Shaping the World Manju Kapur

From the forward to Shaping the World


When I was  asked to edit an anthology what came to mind was   a collection I have long wished to read; narratives by women from the sub-continent  detailing  their writerly selves.   For years I had devoured  accounts  by writers from other  parts of the world  describing  their creative processes but when I  turned to writing, I wanted to  discover experiences closer to home. What did others like me have to say about  their vocation, their craft, the  ways in which they  nurtured it?


For many older writers finding an author community has been  an issue. When we took up our pens, whose example was there before us?  Whose voice did we have echoing in our ears that would validate ours?  We   had the English Literature  we grew up  with, the British school and adventure stories   we consumed, with descriptions, personal appearances, names, foods and places that were  foreign to our context. When it came time to write, this is what we had to work against. Fortunately in the sub-continent today, younger writers are able to start out with more confidence in  their subject matter. There are enough role models around to give legitimacy to almost every local topic under the sun.


As writers, women  frequently have to  struggle to find a public space,  a daunting undertaking  when the publishing arena  is driven by market considerations that are often not favourable to women. Furthermore the conflict between home and a sense of vocation, the  restraints posed by domestic duties sometimes means that it  is years  before a woman comes into her own.


Of the writers in this selection some have been published without difficulty, others have had to strive for recognition.   Financial security  has  usually not been of  prime concern,  but in order to  pursue their art, many of our writers  have  had to  generate other sources of income. This then becomes one more  factor in the endless juggling that comprises a woman writer’s day.   Several have quoted Virginia Woolf, what was true then is true now.  To be a writer, we need a room of our own, and money enough to ensure independence.

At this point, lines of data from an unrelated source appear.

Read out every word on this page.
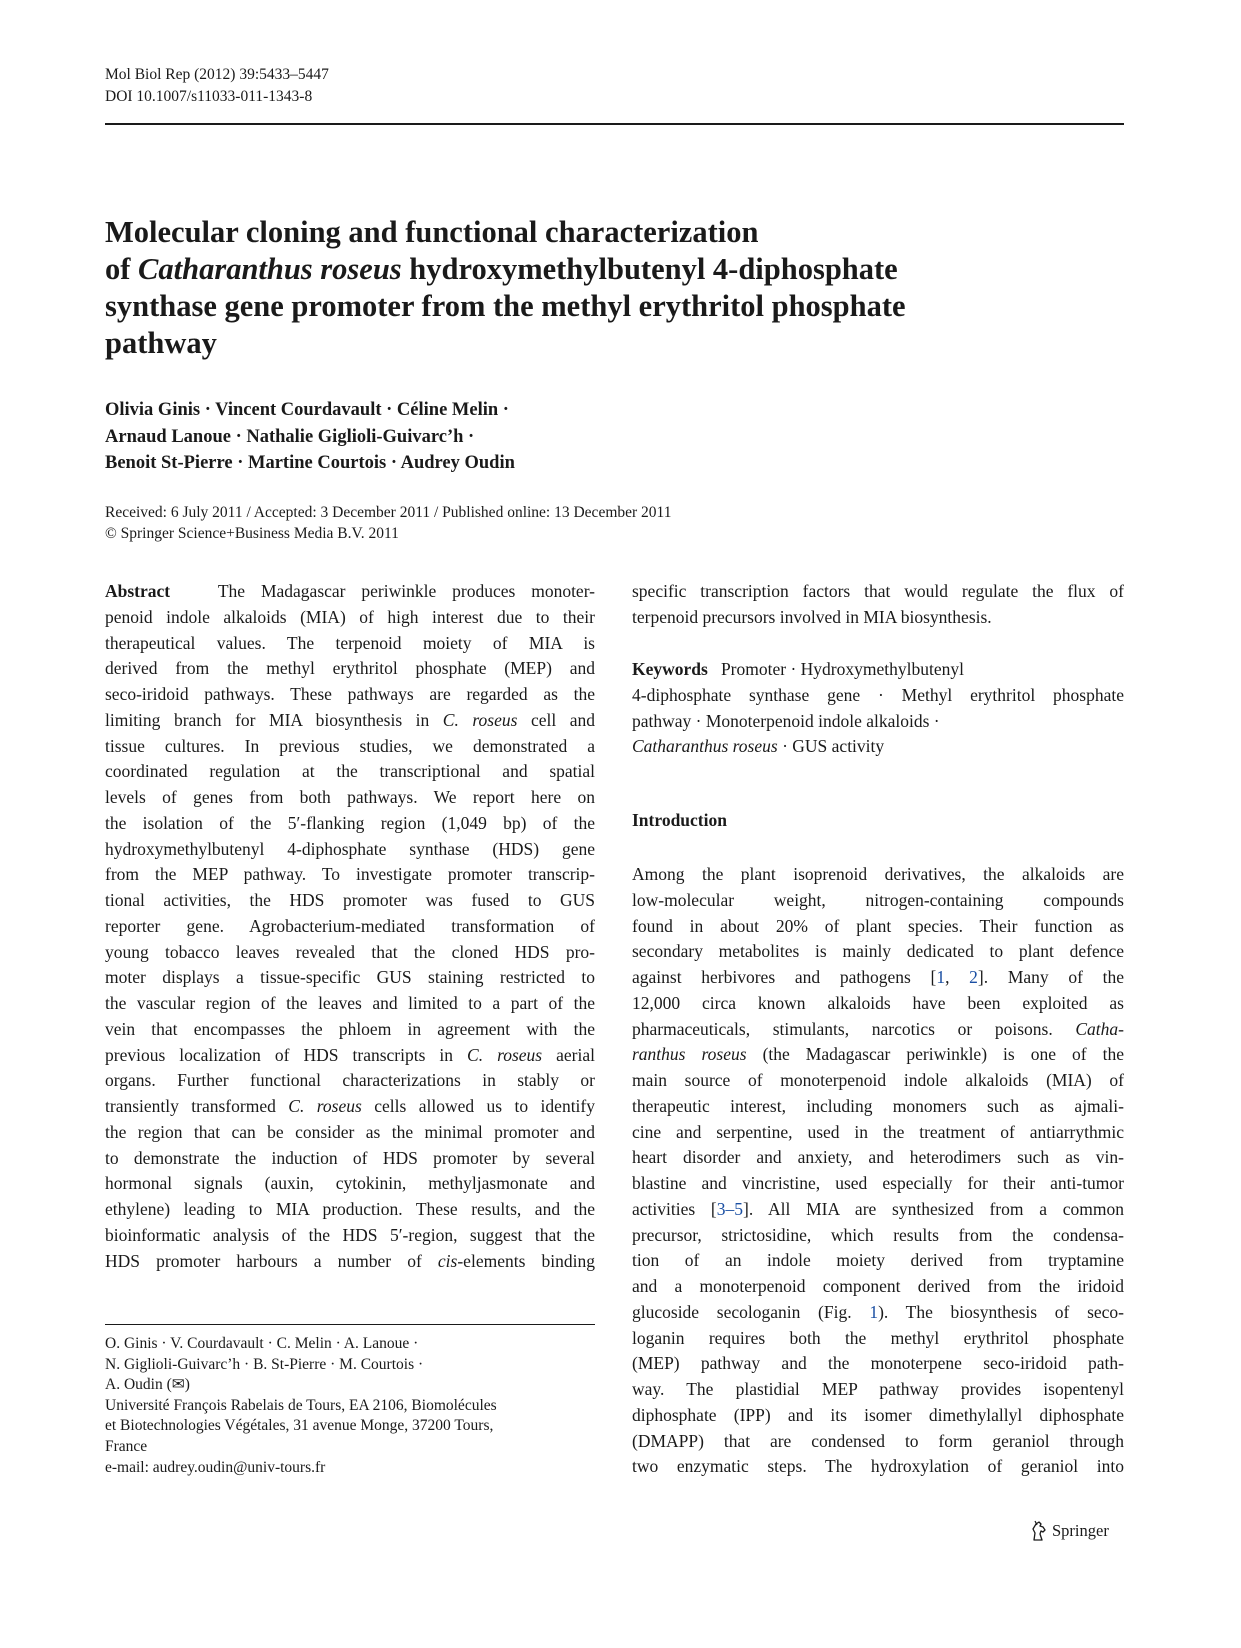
Mol Biol Rep (2012) 39:5433–5447
DOI 10.1007/s11033-011-1343-8
Molecular cloning and functional characterization
of Catharanthus roseus hydroxymethylbutenyl 4-diphosphate
synthase gene promoter from the methyl erythritol phosphate
pathway
Olivia Ginis · Vincent Courdavault · Céline Melin ·
Arnaud Lanoue · Nathalie Giglioli-Guivarc’h ·
Benoit St-Pierre · Martine Courtois · Audrey Oudin
Received: 6 July 2011 / Accepted: 3 December 2011 / Published online: 13 December 2011
© Springer Science+Business Media B.V. 2011
Abstract	The Madagascar periwinkle produces monoter-
penoid indole alkaloids (MIA) of high interest due to their
therapeutical values. The terpenoid moiety of MIA is
derived from the methyl erythritol phosphate (MEP) and
seco-iridoid pathways. These pathways are regarded as the
limiting branch for MIA biosynthesis in C. roseus cell and
tissue cultures. In previous studies, we demonstrated a
coordinated regulation at the transcriptional and spatial
levels of genes from both pathways. We report here on
the isolation of the 5′-flanking region (1,049 bp) of the
hydroxymethylbutenyl 4-diphosphate synthase (HDS) gene
from the MEP pathway. To investigate promoter transcrip-
tional activities, the HDS promoter was fused to GUS
reporter gene. Agrobacterium-mediated transformation of
young tobacco leaves revealed that the cloned HDS pro-
moter displays a tissue-specific GUS staining restricted to
the vascular region of the leaves and limited to a part of the
vein that encompasses the phloem in agreement with the
previous localization of HDS transcripts in C. roseus aerial
organs. Further functional characterizations in stably or
transiently transformed C. roseus cells allowed us to identify
the region that can be consider as the minimal promoter and
to demonstrate the induction of HDS promoter by several
hormonal signals (auxin, cytokinin, methyljasmonate and
ethylene) leading to MIA production. These results, and the
bioinformatic analysis of the HDS 5′-region, suggest that the
HDS promoter harbours a number of cis-elements binding
specific transcription factors that would regulate the flux of
terpenoid precursors involved in MIA biosynthesis.
Keywords Promoter · Hydroxymethylbutenyl
4-diphosphate synthase gene · Methyl erythritol phosphate
pathway · Monoterpenoid indole alkaloids ·
Catharanthus roseus · GUS activity
Introduction
Among the plant isoprenoid derivatives, the alkaloids are
low-molecular weight, nitrogen-containing compounds
found in about 20% of plant species. Their function as
secondary metabolites is mainly dedicated to plant defence
against herbivores and pathogens [1, 2]. Many of the
12,000 circa known alkaloids have been exploited as
pharmaceuticals, stimulants, narcotics or poisons. Catha-
ranthus roseus (the Madagascar periwinkle) is one of the
main source of monoterpenoid indole alkaloids (MIA) of
therapeutic interest, including monomers such as ajmali-
cine and serpentine, used in the treatment of antiarrythmic
heart disorder and anxiety, and heterodimers such as vin-
blastine and vincristine, used especially for their anti-tumor
activities [3–5]. All MIA are synthesized from a common
precursor, strictosidine, which results from the condensa-
tion of an indole moiety derived from tryptamine
and a monoterpenoid component derived from the iridoid
glucoside secologanin (Fig. 1). The biosynthesis of seco-
loganin requires both the methyl erythritol phosphate
(MEP) pathway and the monoterpene seco-iridoid path-
way. The plastidial MEP pathway provides isopentenyl
diphosphate (IPP) and its isomer dimethylallyl diphosphate
(DMAPP) that are condensed to form geraniol through
two enzymatic steps. The hydroxylation of geraniol into
O. Ginis · V. Courdavault · C. Melin · A. Lanoue ·
N. Giglioli-Guivarc’h · B. St-Pierre · M. Courtois ·
A. Oudin (✉)
Université François Rabelais de Tours, EA 2106, Biomolécules
et Biotechnologies Végétales, 31 avenue Monge, 37200 Tours,
France
e-mail: audrey.oudin@univ-tours.fr
Springer
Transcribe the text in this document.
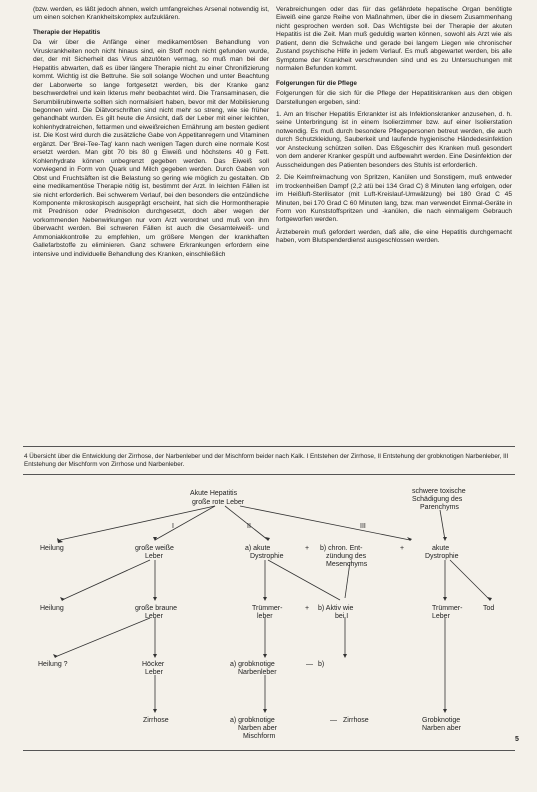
(bzw. werden, es läßt jedoch ahnen, welch umfangreiches Arsenal notwendig ist, um einen solchen Krankheitskomplex aufzuklären.

Therapie der Hepatitis

Da wir über die Anfänge einer medikamentösen Behandlung von Viruskrankheiten noch nicht hinaus sind, ein Stoff noch nicht gefunden wurde, der, der mit Sicherheit das Virus abzutöten vermag, so muß man bei der Hepatitis abwarten, daß es über längere Therapie nicht zu einer Chronifizierung kommt. Wichtig ist die Bettruhe. Sie soll solange Wochen und unter Beachtung der Laborwerte so lange fortgesetzt werden, bis der Kranke ganz beschwerdefrei und kein Ikterus mehr beobachtet wird. Die Transaminasen, die Serumbilirubinwerte sollten sich normalisiert haben, bevor mit der Mobilisierung begonnen wird. Die Diätvorschriften sind nicht mehr so streng, wie sie früher gehandhabt wurden. Es gilt heute die Ansicht, daß der Leber mit einer leichten, kohlenhydratreichen, fettarmen und eiweißreichen Ernährung am besten gedient ist. Die Kost wird durch die zusätzliche Gabe von Appetitanregern und Vitaminen ergänzt. Der 'Brei-Tee-Tag' kann nach wenigen Tagen durch eine normale Kost ersetzt werden. Man gibt 70 bis 80 g Eiweiß und höchstens 40 g Fett. Kohlenhydrate können unbegrenzt gegeben werden. Das Eiweiß soll vorwiegend in Form von Quark und Milch gegeben werden. Durch Gaben von Obst und Fruchtsäften ist die Belastung so gering wie möglich zu gestalten. Ob eine medikamentöse Therapie nötig ist, bestimmt der Arzt. In leichten Fällen ist sie nicht erforderlich. Bei schwerem Verlauf, bei den besonders die entzündliche Komponente mikroskopisch ausgeprägt erscheint, hat sich die Hormontherapie mit Prednison oder Prednisolon durchgesetzt, doch aber wegen der vorkommenden Nebenwirkungen nur vom Arzt verordnet und muß von ihm überwacht werden. Bei schweren Fällen ist auch die Gesamteiweiß- und Ammoniakkontrolle zu empfehlen, um größere Mengen der krankhaften Gallefarbstoffe zu eliminieren. Ganz schwere Erkrankungen erfordern eine intensive und individuelle Behandlung des Kranken, einschließlich

Verabreichungen oder das für das gefährdete hepatische Organ benötigte Eiweiß eine ganze Reihe von Maßnahmen, über die in diesem Zusammenhang nicht gesprochen werden soll. Das Wichtigste bei der Therapie der akuten Hepatitis ist die Zeit. Man muß geduldig warten können, sowohl als Arzt wie als Patient, denn die Schwäche und gerade bei langem Liegen wie chronischer Zustand psychische Hilfe in jedem Verlauf. Es muß abgewartet werden, bis alle Symptome der Krankheit verschwunden sind und es zu Untersuchungen mit normalen Befunden kommt.

Folgerungen für die Pflege

Folgerungen für die sich für die Pflege der Hepatitiskranken aus den obigen Darstellungen ergeben, sind:

1. Am an frischer Hepatitis Erkrankter ist als Infektionskranker anzusehen, d. h. seine Unterbringung ist in einem Isolierzimmer bzw. auf einer Isolierstation notwendig. Es muß durch besondere Pflegepersonen betreut werden, die auch durch Schutzkleidung, Sauberkeit und laufende hygienische Händedesinfektion vor Ansteckung schützen sollen. Das Eßgeschirr des Kranken muß gesondert von dem anderer Kranker gespült und aufbewahrt werden. Eine Desinfektion der Ausscheidungen des Patienten besonders des Stuhls ist erforderlich.

2. Die Keimfreimachung von Spritzen, Kanülen und Sonstigem, muß entweder im trockenheißen Dampf (2,2 atü bei 134 Grad C) 8 Minuten lang erfolgen, oder im Heißluft-Sterilisator (mit Luft-Kreislauf-Umwälzung) bei 180 Grad C 45 Minuten, bei 170 Grad C 60 Minuten lang, bzw. man verwendet Einmal-Geräte in Form von Kunststoffspritzen und -kanülen, die nach einmaligem Gebrauch fortgeworfen werden.

Ärzteberein muß gefordert werden, daß alle, die eine Hepatitis durchgemacht haben, vom Blutspenderdienst ausgeschlossen werden.

4 Übersicht über die Entwicklung der Zirrhose, der Narbenleber und der Mischform beider nach Kalk. I Entstehen der Zirrhose, II Entstehung der grobknotigen Narbenleber, III Entstehung der Mischform von Zirrhose und Narbenleber.
Akute Hepatitis
große rote Leber
schwere toxische
Schädigung des
Parenchyms
I	II	III
Heilung	große weiße
Leber
a) akute
Dystrophie
+ b) chron. Ent-
zündung des
Mesenchyms
+	akute
Dystrophie
Heilung	große braune
Leber
Trümmer-
leber
+ b) Aktiv wie
bei I
Trümmer-
Leber
Tod
Heilung ?	Höcker
Leber
a) grobknotige
Narbenleber
— b)
Zirrhose	a) grobknotige
Narben aber
Mischform
— Zirrhose	Grobknotige
Narben aber
5
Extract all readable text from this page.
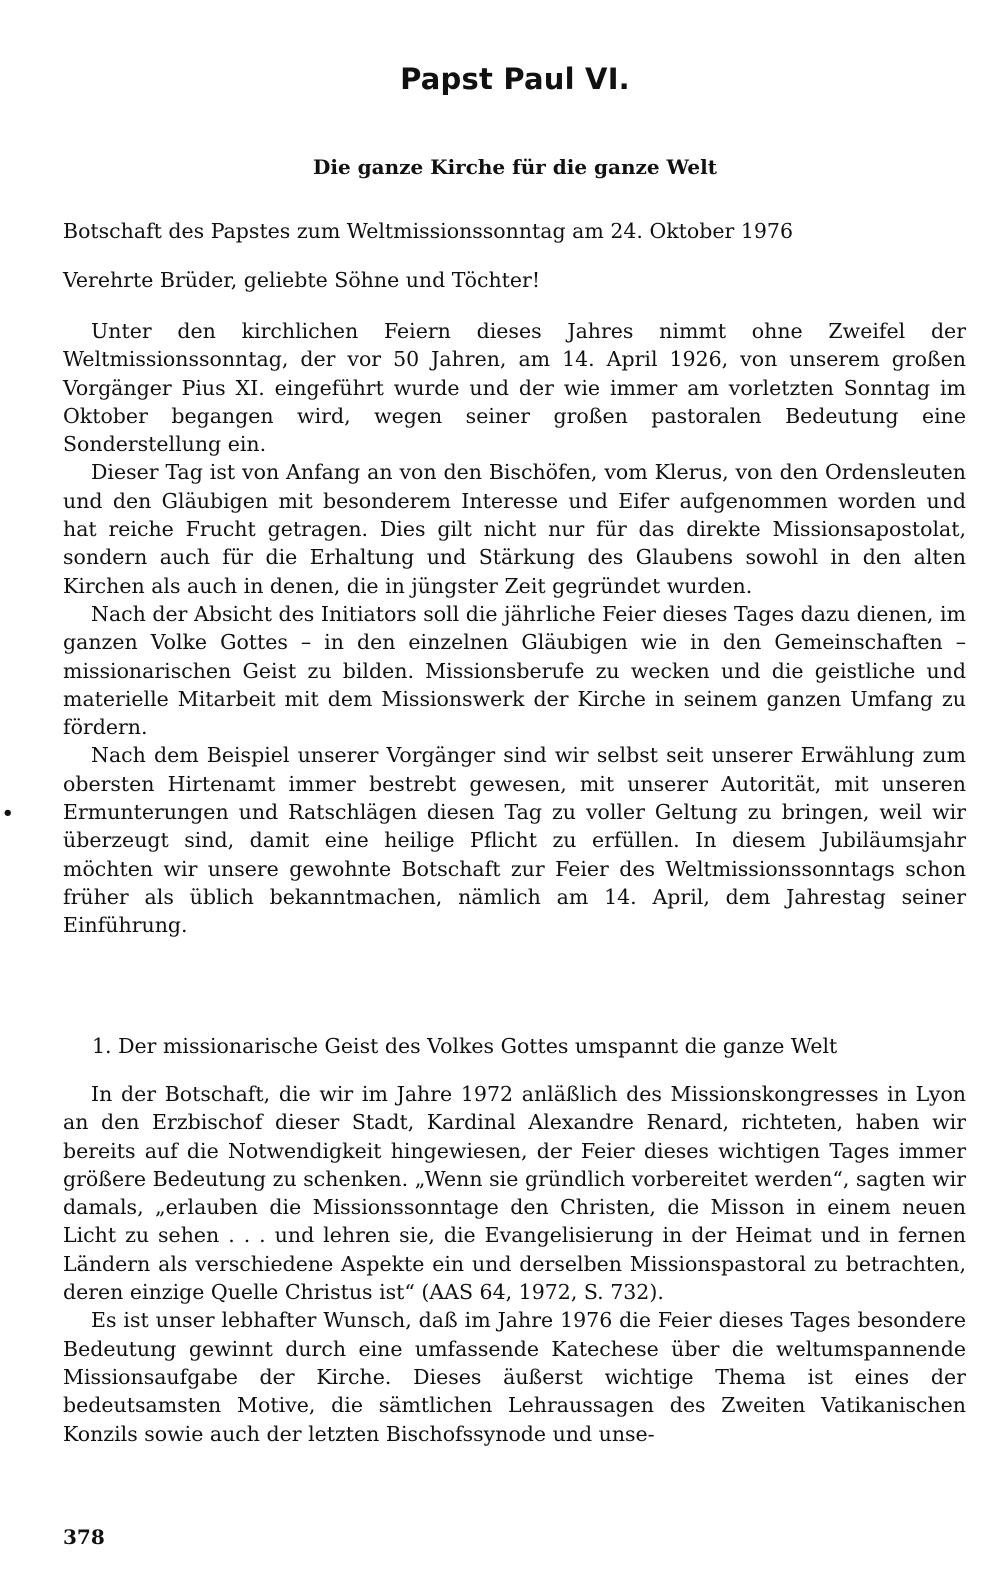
Papst Paul VI.
Die ganze Kirche für die ganze Welt

Botschaft des Papstes zum Weltmissionssonntag am 24. Oktober 1976

Verehrte Brüder, geliebte Söhne und Töchter!

Unter den kirchlichen Feiern dieses Jahres nimmt ohne Zweifel der Weltmissionssonntag, der vor 50 Jahren, am 14. April 1926, von unserem großen Vorgänger Pius XI. eingeführt wurde und der wie immer am vorletzten Sonntag im Oktober begangen wird, wegen seiner großen pastoralen Bedeutung eine Sonderstellung ein.

Dieser Tag ist von Anfang an von den Bischöfen, vom Klerus, von den Ordensleuten und den Gläubigen mit besonderem Interesse und Eifer aufgenommen worden und hat reiche Frucht getragen. Dies gilt nicht nur für das direkte Missionsapostolat, sondern auch für die Erhaltung und Stärkung des Glaubens sowohl in den alten Kirchen als auch in denen, die in jüngster Zeit gegründet wurden.

Nach der Absicht des Initiators soll die jährliche Feier dieses Tages dazu dienen, im ganzen Volke Gottes – in den einzelnen Gläubigen wie in den Gemeinschaften – missionarischen Geist zu bilden. Missionsberufe zu wecken und die geistliche und materielle Mitarbeit mit dem Missionswerk der Kirche in seinem ganzen Umfang zu fördern.

Nach dem Beispiel unserer Vorgänger sind wir selbst seit unserer Erwählung zum obersten Hirtenamt immer bestrebt gewesen, mit unserer Autorität, mit unseren Ermunterungen und Ratschlägen diesen Tag zu voller Geltung zu bringen, weil wir überzeugt sind, damit eine heilige Pflicht zu erfüllen. In diesem Jubiläumsjahr möchten wir unsere gewohnte Botschaft zur Feier des Weltmissionssonntags schon früher als üblich bekanntmachen, nämlich am 14. April, dem Jahrestag seiner Einführung.

•
1. Der missionarische Geist des Volkes Gottes umspannt die ganze Welt

In der Botschaft, die wir im Jahre 1972 anläßlich des Missionskongresses in Lyon an den Erzbischof dieser Stadt, Kardinal Alexandre Renard, richteten, haben wir bereits auf die Notwendigkeit hingewiesen, der Feier dieses wichtigen Tages immer größere Bedeutung zu schenken. „Wenn sie gründlich vorbereitet werden“, sagten wir damals, „erlauben die Missionssonntage den Christen, die Misson in einem neuen Licht zu sehen . . . und lehren sie, die Evangelisierung in der Heimat und in fernen Ländern als verschiedene Aspekte ein und derselben Missionspastoral zu betrachten, deren einzige Quelle Christus ist“ (AAS 64, 1972, S. 732).

Es ist unser lebhafter Wunsch, daß im Jahre 1976 die Feier dieses Tages besondere Bedeutung gewinnt durch eine umfassende Katechese über die weltumspannende Missionsaufgabe der Kirche. Dieses äußerst wichtige Thema ist eines der bedeutsamsten Motive, die sämtlichen Lehraussagen des Zweiten Vatikanischen Konzils sowie auch der letzten Bischofssynode und unse-

378
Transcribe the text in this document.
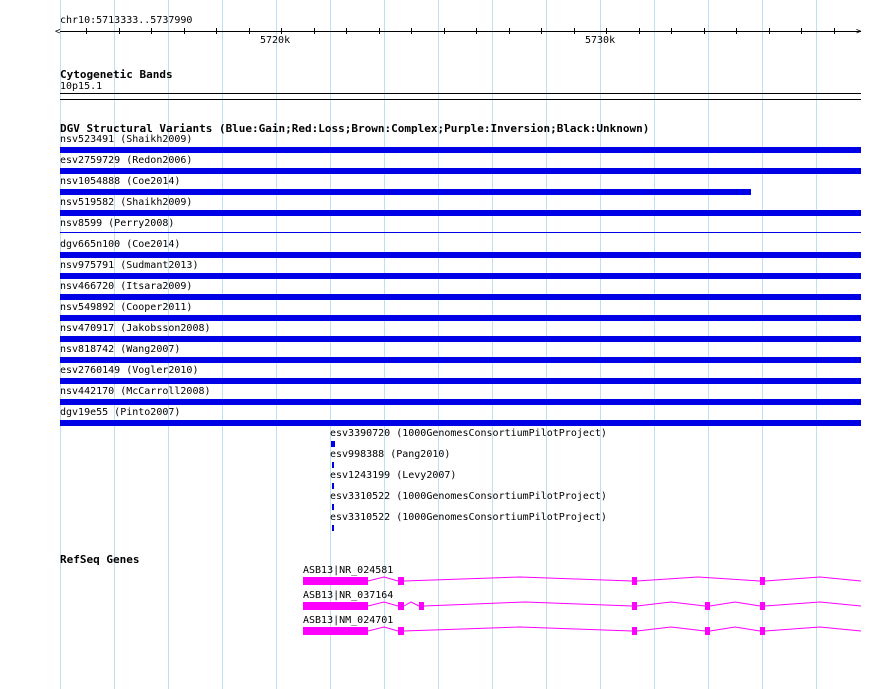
chr10:5713333..5737990
<	>
5720k	5730k
Cytogenetic Bands
10p15.1
DGV Structural Variants (Blue:Gain;Red:Loss;Brown:Complex;Purple:Inversion;Black:Unknown)
nsv523491 (Shaikh2009)
esv2759729 (Redon2006)
nsv1054888 (Coe2014)
nsv519582 (Shaikh2009)
nsv8599 (Perry2008)
dgv665n100 (Coe2014)
nsv975791 (Sudmant2013)
nsv466720 (Itsara2009)
nsv549892 (Cooper2011)
nsv470917 (Jakobsson2008)
nsv818742 (Wang2007)
esv2760149 (Vogler2010)
nsv442170 (McCarroll2008)
dgv19e55 (Pinto2007)
esv3390720 (1000GenomesConsortiumPilotProject)
esv998388 (Pang2010)
esv1243199 (Levy2007)
esv3310522 (1000GenomesConsortiumPilotProject)
esv3310522 (1000GenomesConsortiumPilotProject)
RefSeq Genes
ASB13|NR_024581
ASB13|NR_037164
ASB13|NM_024701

I am proud to have been associated with  the  women in this anthology, some of whom I would never have got to know – even by letter – if it hadn’t been for this book.  For a lonely writer, sitting in a garret – [metaphorically speaking] the chance to interact with other  authors is very welcome. Then too it is heartening to  learn that the  difficulties you face while writing are not a mark of your failures, multiple and repeated, but simply a part of the creative practice , that in fact,  failures are not failures at all, but experiments that help you grow.